Ortadoğu’da gelenekselleşmiş İsrail Filistin meselesi, Suudi Arabistan-İran gerginliği, Şii-Sünni çatışması, yerini yeni ittifaklara ve yeni sorunlara bırakıyor. Petrolün geleceğine dair endişeler Arap ülkelerin birçoğunu yeni arayışlara, yeni yatırımlara ve yeni ittifaklara doğru itiyor.
Çin çok hızlanan bir büyüme süreci içerisinde. Artık hem ham madde hem de ürünlerini satmak için kendi iç pazarı yeterli olmuyor. Bu nedenle dünyaya siyasi olarak da çok daha fazla açılmak zorunda olan bir Çin ile karşı karşıyayız.
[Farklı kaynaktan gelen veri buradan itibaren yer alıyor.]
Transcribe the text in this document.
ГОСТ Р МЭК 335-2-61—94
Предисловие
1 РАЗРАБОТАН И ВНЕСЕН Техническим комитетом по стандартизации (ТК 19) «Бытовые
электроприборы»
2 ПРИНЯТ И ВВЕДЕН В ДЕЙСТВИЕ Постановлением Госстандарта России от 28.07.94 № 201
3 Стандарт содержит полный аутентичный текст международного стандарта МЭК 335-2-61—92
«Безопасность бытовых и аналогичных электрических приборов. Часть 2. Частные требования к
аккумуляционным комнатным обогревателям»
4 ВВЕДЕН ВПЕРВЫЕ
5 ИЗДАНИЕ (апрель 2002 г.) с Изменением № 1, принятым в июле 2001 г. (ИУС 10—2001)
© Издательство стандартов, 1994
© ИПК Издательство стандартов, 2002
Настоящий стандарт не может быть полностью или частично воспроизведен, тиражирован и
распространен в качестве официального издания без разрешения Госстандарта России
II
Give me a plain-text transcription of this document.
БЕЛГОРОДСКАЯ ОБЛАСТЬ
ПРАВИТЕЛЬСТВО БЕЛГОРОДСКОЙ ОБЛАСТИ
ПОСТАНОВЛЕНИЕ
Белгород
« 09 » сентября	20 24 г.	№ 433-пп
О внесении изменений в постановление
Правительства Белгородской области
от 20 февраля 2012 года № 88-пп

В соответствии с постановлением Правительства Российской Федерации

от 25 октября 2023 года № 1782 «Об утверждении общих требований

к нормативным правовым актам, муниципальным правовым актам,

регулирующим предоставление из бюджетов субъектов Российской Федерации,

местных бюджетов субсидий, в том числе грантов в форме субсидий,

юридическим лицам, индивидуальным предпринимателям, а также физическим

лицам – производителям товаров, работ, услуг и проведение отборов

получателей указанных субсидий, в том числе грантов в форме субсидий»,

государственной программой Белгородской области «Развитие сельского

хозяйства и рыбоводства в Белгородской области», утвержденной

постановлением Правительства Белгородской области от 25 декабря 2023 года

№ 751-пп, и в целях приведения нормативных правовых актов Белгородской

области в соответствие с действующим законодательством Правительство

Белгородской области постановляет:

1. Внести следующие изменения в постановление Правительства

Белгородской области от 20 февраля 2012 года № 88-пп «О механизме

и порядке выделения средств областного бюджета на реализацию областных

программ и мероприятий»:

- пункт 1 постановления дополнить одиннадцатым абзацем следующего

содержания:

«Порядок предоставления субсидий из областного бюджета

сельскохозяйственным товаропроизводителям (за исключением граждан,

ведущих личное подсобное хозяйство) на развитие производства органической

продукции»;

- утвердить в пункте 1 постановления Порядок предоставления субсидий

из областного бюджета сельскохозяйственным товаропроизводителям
Amerika’nın; Kuzey Kore, İran ve Rusya’ya olan nükleer tepkisi, İsrail ve Filistin arasında tekrar artan gerginliklerin ulaştığı boyutlar, dünyanın her yerindeki ekonomik dengeleri ve demografileri değiştirme noktasına doğru giden göçmen meselesi, dünyanın genelinde artan ırkçılık olayları ve daha niceleri.
Benim jenerasyonum, Soğuk Savaş’ın sonlarına denk gelmiştik. Bazen düşünüyorum acaba dünya o keskin hatları olan günlerden daha da belirsiz bir süreç mi yaşıyor diye. Artık iki kutup yok, sadece iki süper güç de yok. Ya o taraftasın ya bu tarafta deyip, kendini konumlandıracağın askeri ve ekonomik ittifaklar da yok.
Artık ittifaklar bölgesel... Bir yerde çıkarlarının uyduğu ülke ile diğer coğrafyada mücadele halinde olabiliyorsun. Kısacası, belirsizlikler içerisinde bizi bekleyen onlarca bölgesel ve küresel kriz onlarca büyük tehdit var. Bu kış gerçekten sert geçecek. Küresel bir ekonomik istikrar yakalanmadığı takdirde, ülkelerin pazarlarını genişletmek için diğer ülkelerin haklarına saldırdığı müddetçe bu dar boğazdan kolay kolay çıkamayız.